È tempo di una smart-pastorale
L’avvento dell’iPhone ha sicuramente rivoluzionato e cambiato il modo di vivere e di comunicare. Un concentrato di possibilità che consente di essere continuamente in comunicazione, di vivere nella rete 24 ore su 24, ovunque. Come abitare anche noi, operatori di pastorale giovanile e vocazionale, questo spazio giovanile permanentemente? Come fare a creare spazi e tempi off-line appetibili per i giovani? Forse più che rincorrere anche questa nuova sfida i-tech ci vorrebbe uno Steve Jobs che inventi una smart-pastorale capace di essere realmente geniale.
di Francesco Bruno
Durante la presentazione dell'iPhone, Steve Jobs affermò: “Il nuovo dispositivo, un ibrido fra un iPod, un computer portatile e un cellulare, ‘rivoluzionerà’ le comunicazioni telefoniche”. L'idea di rivoluzione è stata sostenuta anche da una massiccia campagna di marketing. L’obiettivo era creare quello strano fenomeno che le persone dell’ambiente chiamano "hype". Un termine traducibile come “aspettativa ossessiva”. Ci sono riusciti. Nel solo giorno di lancio di iPhone, il 29 giugno 2007, secondo il Los Angeles Times i negozi Apple e AT&T avrebbero venduto più di 525.000 unità. La campagna mediatica promossa da Apple per promuovere il telefono aveva infatti prodotto una forte attesa da parte dei consumatori, a tal punto che alcune persone per poter acquistare i primi modelli disponibili si erano messi in fila il 24 giugno, cinque giorni prima della vendita effettiva.
Dopo quasi cinque anni possiamo constatare che la “profezia” di Steve Jobs si è avverata.
In un interessante articolo apparso su Repubblica.it il 13 dicembre 2011, Ilaria Salzano riporta i dati di una recente ricerca sulla società che rivela come per i giovani l’autovettura, simbolo di maggiore età, libertà e autonomia, ha lasciato il posto agli strumenti I-Tech. Quasi la metà delle persone intervistate ha affermato di preferire di tenersi stretto il proprio smartphone con cui collegarsi piuttosto che cambiarlo con un’autovettura. Il dato ancora più interessante riportato nell’articolo è che anche le grandi aziende automobilistiche si stanno interrogando sul fenomeno.

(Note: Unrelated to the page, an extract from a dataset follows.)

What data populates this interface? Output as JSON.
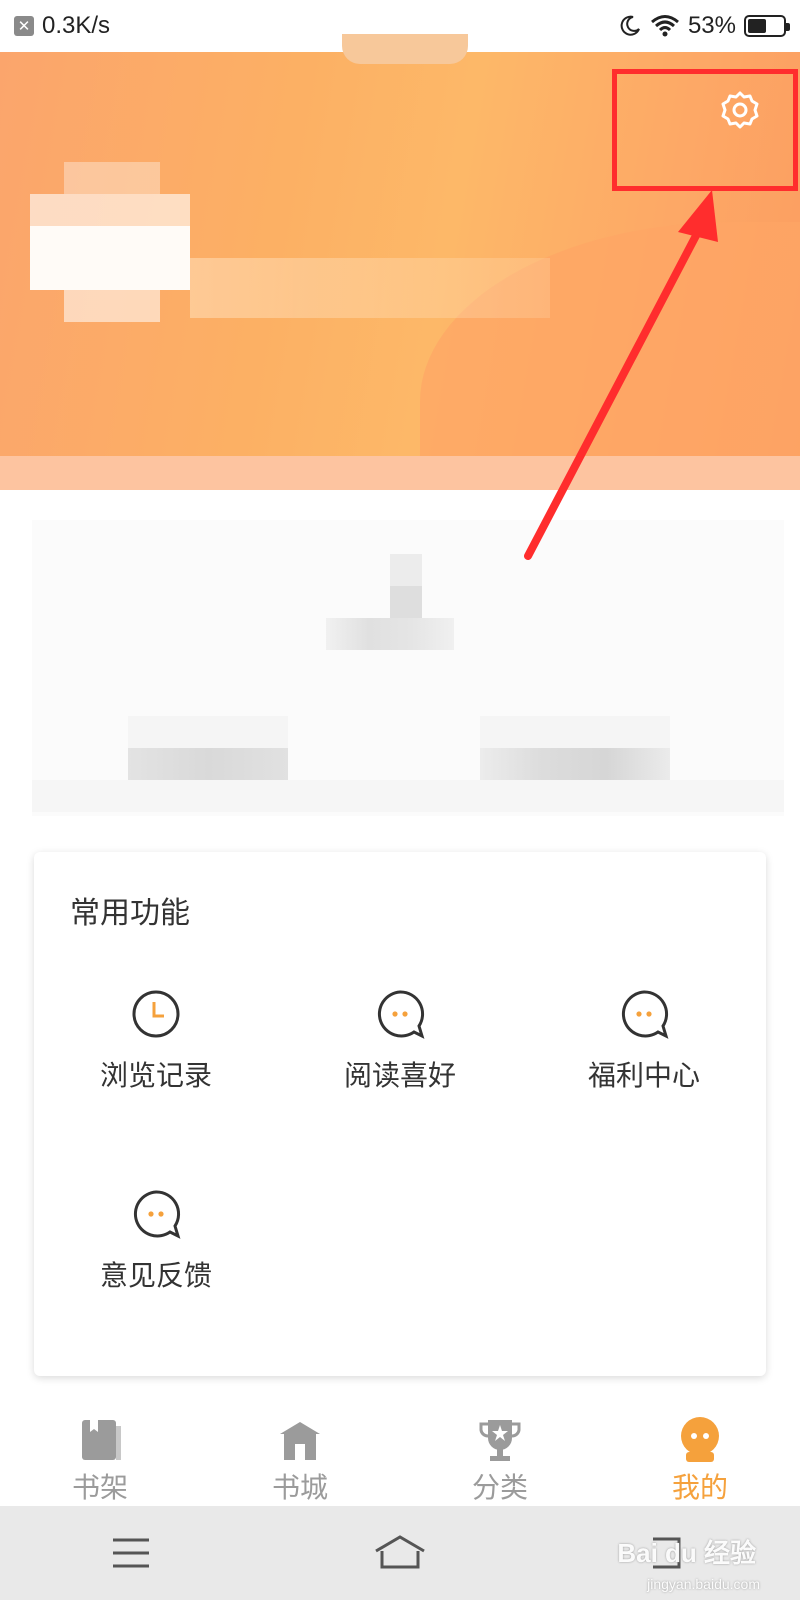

Sheryl Connelly, responsabile global trends di Ford ha una spiegazione interessante al cambiamento comportamentale. “Alla guida di un'auto il tempo prezioso che gli adolescenti potrebbero utilizzare per scrivere messaggini o aggiornare le loro reti sociali è molto meno, mentre come passeggero, sui mezzi pubblici, ad esempio, i giovani hanno più tempo per utilizzare il telefono cellulare... e socializzare”. Così l’autrice conclude: “Questa smartphone-mania, che sta cambiando il mondo, ha spiazzato davvero tutti in poco tempo. La tecnologia sembra davvero aver "limitato" i desideri dei più giovani a colpi di click. Pensare al futuro non servirà più di tanto. Il cambiamento è in atto ora. La generazione del tutto e subito è entrata ferocemente in azione”.
Questa smartphone-mania ha spiazzato anche la pastorale giovanile e vocazionale?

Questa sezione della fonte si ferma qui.